Baste un dato: ayer, 99 personas abandonaron. La temperatura no bajó nunca de los 38°. Si echabas agua al bidón, en apenas cinco minutos se convertía en un caldo que quemaba la garganta. No había un árbol en el camino. Cada 25 kilómetros tenías que parar, buscar la ranura del culotte y echarte crema para que el trasero no se convirtiera en un tomate ardiendo con el contacto con el sillín.

Escribo este reportaje desde el interior de una tienda de campaña, improvisada sala de prensa, con la arena del desierto a mis pies, sin otra posibilidad de conexión que un teléfono satélite.
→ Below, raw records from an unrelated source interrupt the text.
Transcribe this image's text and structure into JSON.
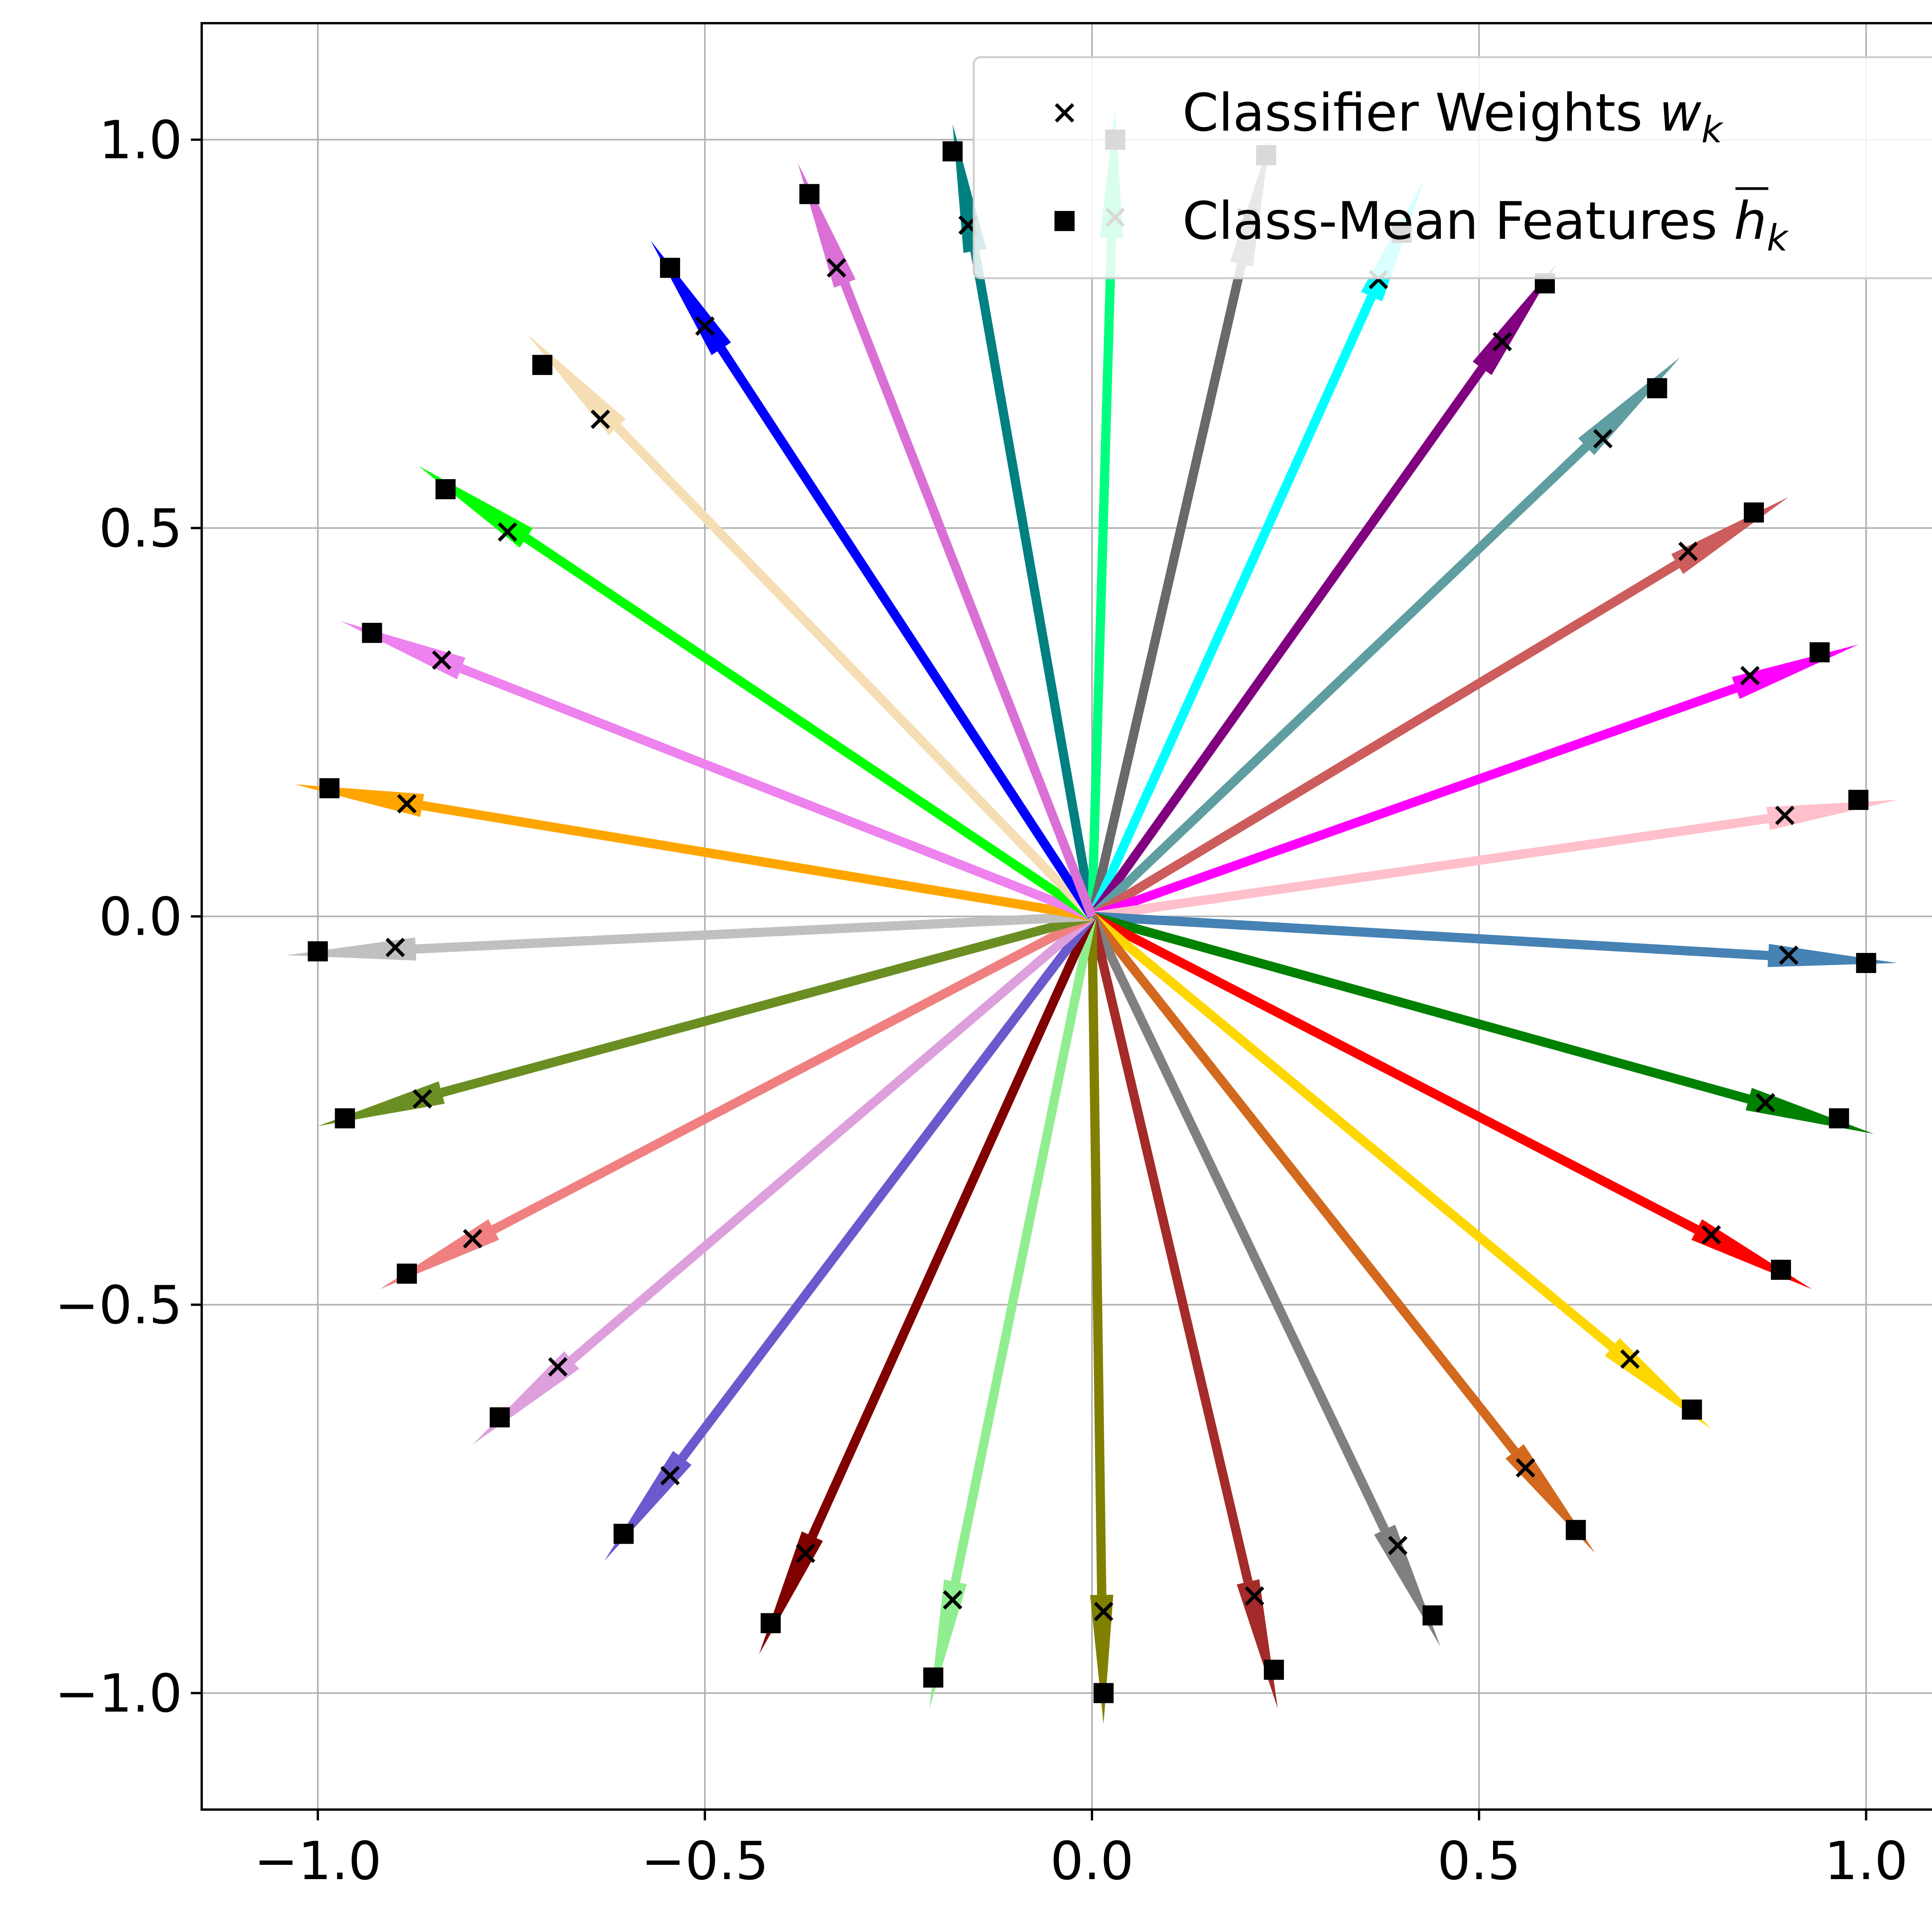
{
  "chart_data": {
    "type": "scatter",
    "title": "",
    "xlabel": "",
    "ylabel": "",
    "xlim": [
      -1.15,
      1.15
    ],
    "ylim": [
      -1.15,
      1.15
    ],
    "grid": true,
    "xticks": [
      -1.0,
      -0.5,
      0.0,
      0.5,
      1.0
    ],
    "yticks": [
      -1.0,
      -0.5,
      0.0,
      0.5,
      1.0
    ],
    "xtick_labels": [
      "−1.0",
      "−0.5",
      "0.0",
      "0.5",
      "1.0"
    ],
    "ytick_labels": [
      "−1.0",
      "−0.5",
      "0.0",
      "0.5",
      "1.0"
    ],
    "legend": {
      "placement": "top-right",
      "entries": [
        {
          "marker": "x",
          "text": "Classifier Weights ",
          "math": "w",
          "sub": "k"
        },
        {
          "marker": "square",
          "text": "Class-Mean Features ",
          "math": "h",
          "sub": "k",
          "overline": true
        }
      ]
    },
    "classes": [
      {
        "color": "#008080",
        "tip": [
          -0.18,
          1.02
        ],
        "w": [
          -0.16,
          0.89
        ],
        "h": [
          -0.18,
          0.985
        ]
      },
      {
        "color": "#00ff7f",
        "tip": [
          0.03,
          1.04
        ],
        "w": [
          0.03,
          0.9
        ],
        "h": [
          0.03,
          1.0
        ]
      },
      {
        "color": "#696969",
        "tip": [
          0.23,
          1.0
        ],
        "w": [
          0.2,
          0.9
        ],
        "h": [
          0.225,
          0.98
        ]
      },
      {
        "color": "#00ffff",
        "tip": [
          0.43,
          0.95
        ],
        "w": [
          0.37,
          0.82
        ],
        "h": [
          0.4,
          0.88
        ]
      },
      {
        "color": "#800080",
        "tip": [
          0.6,
          0.84
        ],
        "w": [
          0.53,
          0.74
        ],
        "h": [
          0.585,
          0.815
        ]
      },
      {
        "color": "#5f9ea0",
        "tip": [
          0.76,
          0.72
        ],
        "w": [
          0.66,
          0.615
        ],
        "h": [
          0.73,
          0.68
        ]
      },
      {
        "color": "#cd5c5c",
        "tip": [
          0.9,
          0.54
        ],
        "w": [
          0.77,
          0.47
        ],
        "h": [
          0.855,
          0.52
        ]
      },
      {
        "color": "#ff00ff",
        "tip": [
          0.99,
          0.35
        ],
        "w": [
          0.85,
          0.31
        ],
        "h": [
          0.94,
          0.34
        ]
      },
      {
        "color": "#ffc0cb",
        "tip": [
          1.04,
          0.15
        ],
        "w": [
          0.895,
          0.13
        ],
        "h": [
          0.99,
          0.15
        ]
      },
      {
        "color": "#4682b4",
        "tip": [
          1.04,
          -0.06
        ],
        "w": [
          0.9,
          -0.05
        ],
        "h": [
          1.0,
          -0.06
        ]
      },
      {
        "color": "#008000",
        "tip": [
          1.01,
          -0.28
        ],
        "w": [
          0.87,
          -0.24
        ],
        "h": [
          0.965,
          -0.26
        ]
      },
      {
        "color": "#ff0000",
        "tip": [
          0.93,
          -0.48
        ],
        "w": [
          0.8,
          -0.41
        ],
        "h": [
          0.89,
          -0.455
        ]
      },
      {
        "color": "#ffd700",
        "tip": [
          0.8,
          -0.66
        ],
        "w": [
          0.695,
          -0.57
        ],
        "h": [
          0.775,
          -0.635
        ]
      },
      {
        "color": "#d2691e",
        "tip": [
          0.65,
          -0.82
        ],
        "w": [
          0.56,
          -0.71
        ],
        "h": [
          0.625,
          -0.79
        ]
      },
      {
        "color": "#808080",
        "tip": [
          0.45,
          -0.94
        ],
        "w": [
          0.395,
          -0.81
        ],
        "h": [
          0.44,
          -0.9
        ]
      },
      {
        "color": "#a52a2a",
        "tip": [
          0.24,
          -1.02
        ],
        "w": [
          0.21,
          -0.875
        ],
        "h": [
          0.235,
          -0.97
        ]
      },
      {
        "color": "#808000",
        "tip": [
          0.015,
          -1.04
        ],
        "w": [
          0.015,
          -0.895
        ],
        "h": [
          0.015,
          -1.0
        ]
      },
      {
        "color": "#90ee90",
        "tip": [
          -0.21,
          -1.02
        ],
        "w": [
          -0.18,
          -0.88
        ],
        "h": [
          -0.205,
          -0.98
        ]
      },
      {
        "color": "#800000",
        "tip": [
          -0.43,
          -0.95
        ],
        "w": [
          -0.37,
          -0.82
        ],
        "h": [
          -0.415,
          -0.91
        ]
      },
      {
        "color": "#6a5acd",
        "tip": [
          -0.63,
          -0.83
        ],
        "w": [
          -0.545,
          -0.72
        ],
        "h": [
          -0.605,
          -0.795
        ]
      },
      {
        "color": "#dda0dd",
        "tip": [
          -0.8,
          -0.68
        ],
        "w": [
          -0.69,
          -0.58
        ],
        "h": [
          -0.765,
          -0.645
        ]
      },
      {
        "color": "#f08080",
        "tip": [
          -0.92,
          -0.48
        ],
        "w": [
          -0.8,
          -0.415
        ],
        "h": [
          -0.885,
          -0.46
        ]
      },
      {
        "color": "#6b8e23",
        "tip": [
          -1.0,
          -0.27
        ],
        "w": [
          -0.865,
          -0.235
        ],
        "h": [
          -0.965,
          -0.26
        ]
      },
      {
        "color": "#c0c0c0",
        "tip": [
          -1.04,
          -0.05
        ],
        "w": [
          -0.9,
          -0.04
        ],
        "h": [
          -1.0,
          -0.045
        ]
      },
      {
        "color": "#ffa500",
        "tip": [
          -1.03,
          0.17
        ],
        "w": [
          -0.885,
          0.145
        ],
        "h": [
          -0.985,
          0.165
        ]
      },
      {
        "color": "#ee82ee",
        "tip": [
          -0.97,
          0.38
        ],
        "w": [
          -0.84,
          0.33
        ],
        "h": [
          -0.93,
          0.365
        ]
      },
      {
        "color": "#00ff00",
        "tip": [
          -0.87,
          0.58
        ],
        "w": [
          -0.755,
          0.495
        ],
        "h": [
          -0.835,
          0.55
        ]
      },
      {
        "color": "#f5deb3",
        "tip": [
          -0.73,
          0.75
        ],
        "w": [
          -0.635,
          0.64
        ],
        "h": [
          -0.71,
          0.71
        ]
      },
      {
        "color": "#0000ff",
        "tip": [
          -0.57,
          0.87
        ],
        "w": [
          -0.5,
          0.76
        ],
        "h": [
          -0.545,
          0.835
        ]
      },
      {
        "color": "#da70d6",
        "tip": [
          -0.38,
          0.97
        ],
        "w": [
          -0.33,
          0.835
        ],
        "h": [
          -0.365,
          0.93
        ]
      }
    ]
  }
}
Y lo hago cansado, pero feliz, inmensamente feliz, porque he sido uno de los afortunados que ha podido terminar esta salvaje etapa de 131 kilómetros.

Acabo de volcar en mi ordenador los datos del pulsómetro. He consumido 1.200 kilocalorías más que Alejandro Valverde en la etapa reina de los Alpes del Tour del año pasado. Han sido 10 horas y 21 minutos sobre la bici y posiblemente una docena de kilómetros andando sobre la arena, donde resultaba imposible correr. Los labios están cortados, los brazos quemados y, según mis datos, aproximadamente he bebido como mínimo 12 litros de agua.

Durante la etapa he perdido la cuenta de las veces que he preguntado: «¿Estás bien?». Eran compañeros de la carrera, víctimas de la Titan, que permanecían sentados o tumbados sobre la arena, destrozados, sin fuerzas. Atroz, ha sido atroz. Es lo único que salía de la boca de Laurent Jalabert, que ha perdido más de dos horas respecto a José Raúl Hernández Silva, un cicloturista que ha tenido el honor de derrotar a los hermanos Heras en la llegada del Oued Grid, donde se ha montado un campamento de jaimas, en el que duermen los supervivientes de la Titan.

Estoy feliz porque soy uno de estos supervivientes. Hoy tocan otros 110 kilómetros. Casi es mejor no preguntar por el número de piedras y los montones de arena que se convertirán en otro obstáculo. Mañana termina la Titan, con una etapa que comienza atravesando unas dunas. La Titan ya está a la altura del Maratón des Sables en cuanto a sus condiciones extremas. Puede ser Chiappucci la persona que refuerza esta tesis: "La Titan empezó el domingo y los que peleamos por la victoria ni parábamos en los controles de avituallamiento para coger agua. En esta etapa hemos firmado una tregua. Todos hemos parado a beber".

En fin. Sigo vivo. Que ya es mucho. He de acabar el reportaje. Se avecina una tormenta de arena.